Teague’s Jan 13 column covered Rioja wines: “Pour on the Oak: Rioja’s Reliably Aged Reds.” Immediately I recalled a Rioja tasted this New Year’s Eve party…2007 La Rioja Alta Gran Reserva 904. Had the big reviews from Suckling and Parker PLUS the big scores in the high 90s [Lettie’s WSJ image adjacent…nice, no?]

A couple of prelim caveats: In the first, the 100 point range for scoring wines is (how can I say this without scrinching faces) frivolous. Find me a wine below 85 points and I will tell you where to buy the 2014 Cune Crianza which is a great bargain at $12. When scores less than 85 are not assigned then the scale is actually 15 points. In the second, avoid reviewers who are paid to sell wines and assign the scores. Better to find a local wine shop with staff that actually drink the stuff. Let him or her get to know what you like and your preferred price point so they can tell you what to buy. One more point…what is the difference between a 96 and 97 point wine? Better yet what could possibly be the difference.

The New Years lineup was brave with many fine bottles lining the bar. Unfortunately, only one bottle was up to the task of pleasing palates. Different wines fell short for different reasons. The 2009 Sweeney Canyon Pinot Noir from Santa Barbara was well made. Our palates have changed since. We (and I am speaking for the smarty pants tasters) no longer favor Central Coast syrupy (to us) beety flavored wines. The two recent vintage Bourgognes were soft and fruity without much stuffing. The winner was opened and placed before the lumpen before the cogoscenti arrived so its remains lay dying in the glasses of the “social tasters” [man, tBoW a real S-N-O-B].

2007 La Rioja Alta Gran Reserva 904, $50: The Handle Man brought this with high hopes shared all round. Plenty fruit. Beautiful robe (taster talk for color, weight, luminosity). And big and tannic even after trying again and again for a couple of hours. TOO MUCH OAK. As Teague points out Gran Reserva signifies the wine spent FIVE YEARS in barrel. So this wine was bottled no sooner than 2012 and may have spent even longer in barrel [ed. upon reading about it turns out the wine was bottled after 4 years].

What to make of this? All were disappointed with how the wines we brought by the cognoscenti showed. After ten years we really expected the La Rioja Alta would be more accessible. What’s the deal? TOO MUCH OAK. tBoW favors natural wines made without oak. Or at least wines stored (“aged”) in neutral oak barrels which have been used more than five years and have lost all the oak flavors imparted by new barrels.

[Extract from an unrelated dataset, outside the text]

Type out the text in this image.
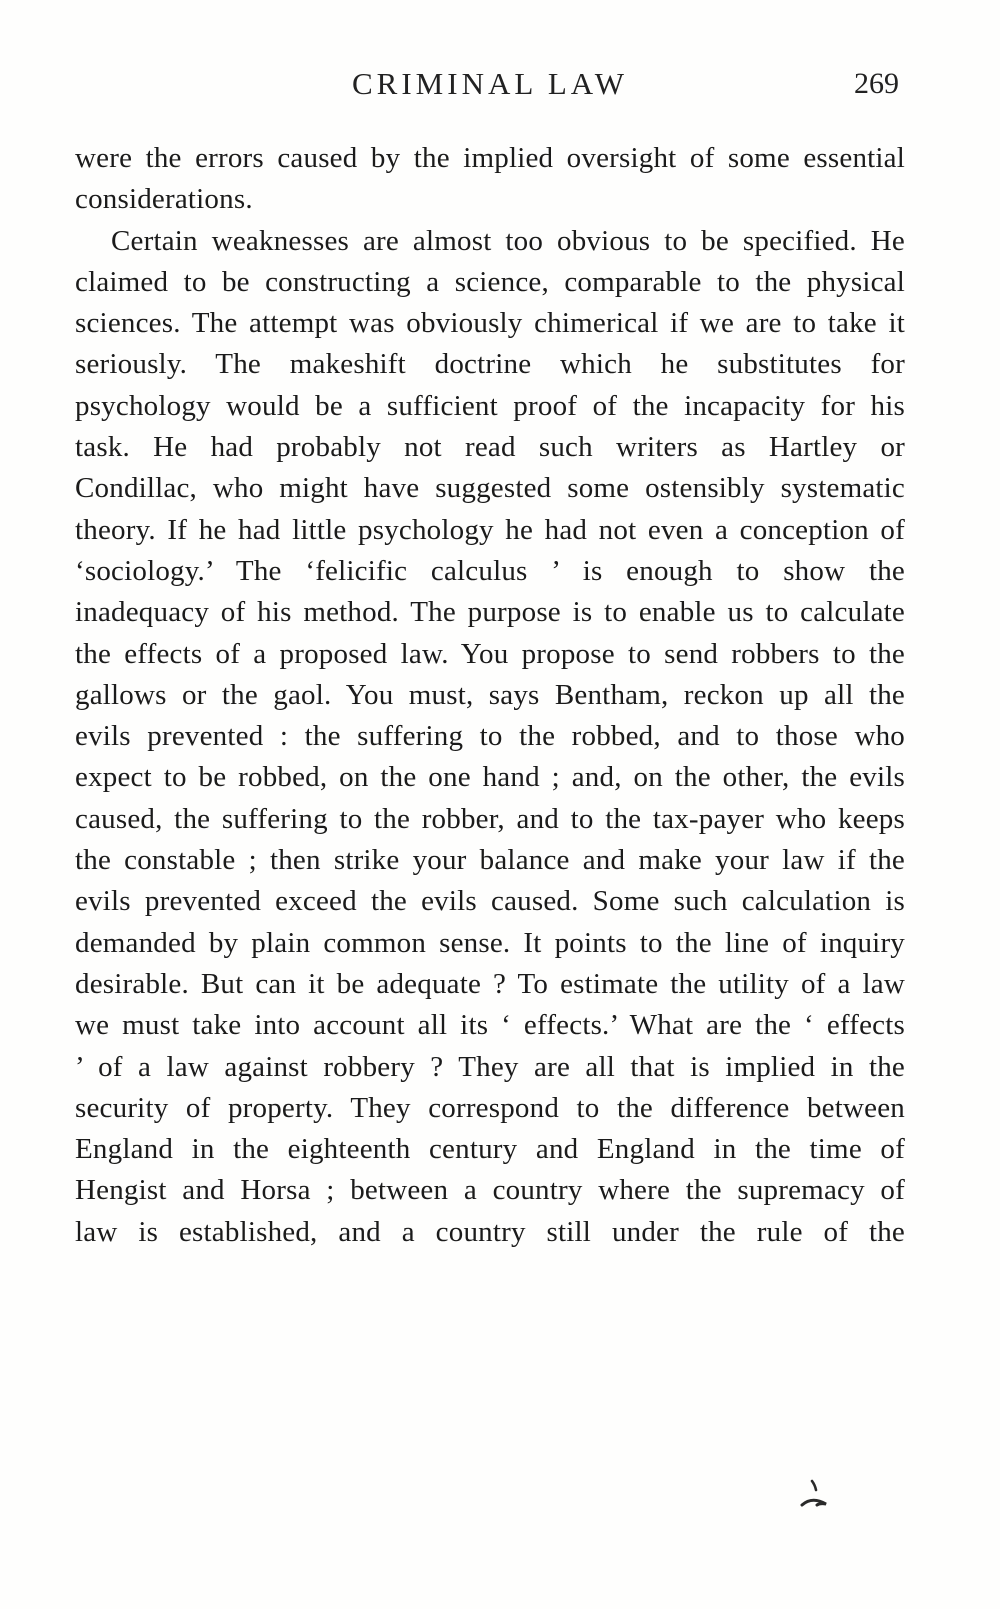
CRIMINAL LAW	269

were the errors caused by the implied oversight of some essential considerations.

Certain weaknesses are almost too obvious to be specified. He claimed to be constructing a science, comparable to the physical sciences. The attempt was obviously chimerical if we are to take it seriously. The makeshift doctrine which he substitutes for psychology would be a sufficient proof of the incapacity for his task. He had probably not read such writers as Hartley or Condillac, who might have suggested some ostensibly systematic theory. If he had little psychology he had not even a conception of ‘sociology.’ The ‘felicific calculus ’ is enough to show the inadequacy of his method. The purpose is to enable us to calculate the effects of a proposed law. You propose to send robbers to the gallows or the gaol. You must, says Bentham, reckon up all the evils prevented : the suffering to the robbed, and to those who expect to be robbed, on the one hand ; and, on the other, the evils caused, the suffering to the robber, and to the tax-payer who keeps the constable ; then strike your balance and make your law if the evils prevented exceed the evils caused. Some such calculation is demanded by plain common sense. It points to the line of inquiry desirable. But can it be adequate ? To estimate the utility of a law we must take into account all its ‘ effects.’ What are the ‘ effects ’ of a law against robbery ? They are all that is implied in the security of property. They correspond to the difference between England in the eighteenth century and England in the time of Hengist and Horsa ; between a country where the supremacy of law is established, and a country still under the rule of the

Let’s be clear. We hate oaked wines. We are not even sure why the “aged in new oak” style began or where it came from. Spain has institutionalized aging wines in oak to the extent of rewarding wines aged longest in oak with the “highest” rating of Gran Reserva which translates roughly to Grand Poobah of Wines. What is truly worth pondering is how a nation elected to value the use and abuse of oak in making (finishing) wine over factors that are more highly valued elsewhere; e.g., not using oak, steel fermentation, and using natural yeasts or even w-a-i-t-i-n-g for fermentation to spontaneously erupt.

Is there something to be said about the culture? tBoW speculates in his darkest mind that this system was spawned by the fascista values of Generalissimo Franco. Prove me wrong.

The CVNE 2014 Crianza – Crianza means aged no more than two years in barrel which is about 18 mos too long. This particular bottle is a go-to tBoW value perfect for Thanksgiving when the food multiplex is the most challenging to match. And at $14 – we have bought for $10 – it is probably the perfect one-size-fits-all wine for Turkey Day.

tBoW and fam visited La Guardia and Alta Rioja way back before he owned a digital camera. The hilltop village of LA Guardia was a highlight. The yougn ‘uns got a thrill when the “bulls” ran thru the streets. Does this happen every weekend? I was able to find a video of the running of the COWS which captures the thrill we all shared. The streets are narrow and the risks are meager. This ain’t no Pamplona. This was a disco. The only where gouging might take place would be lunch or diner with wine. Although that did not occur.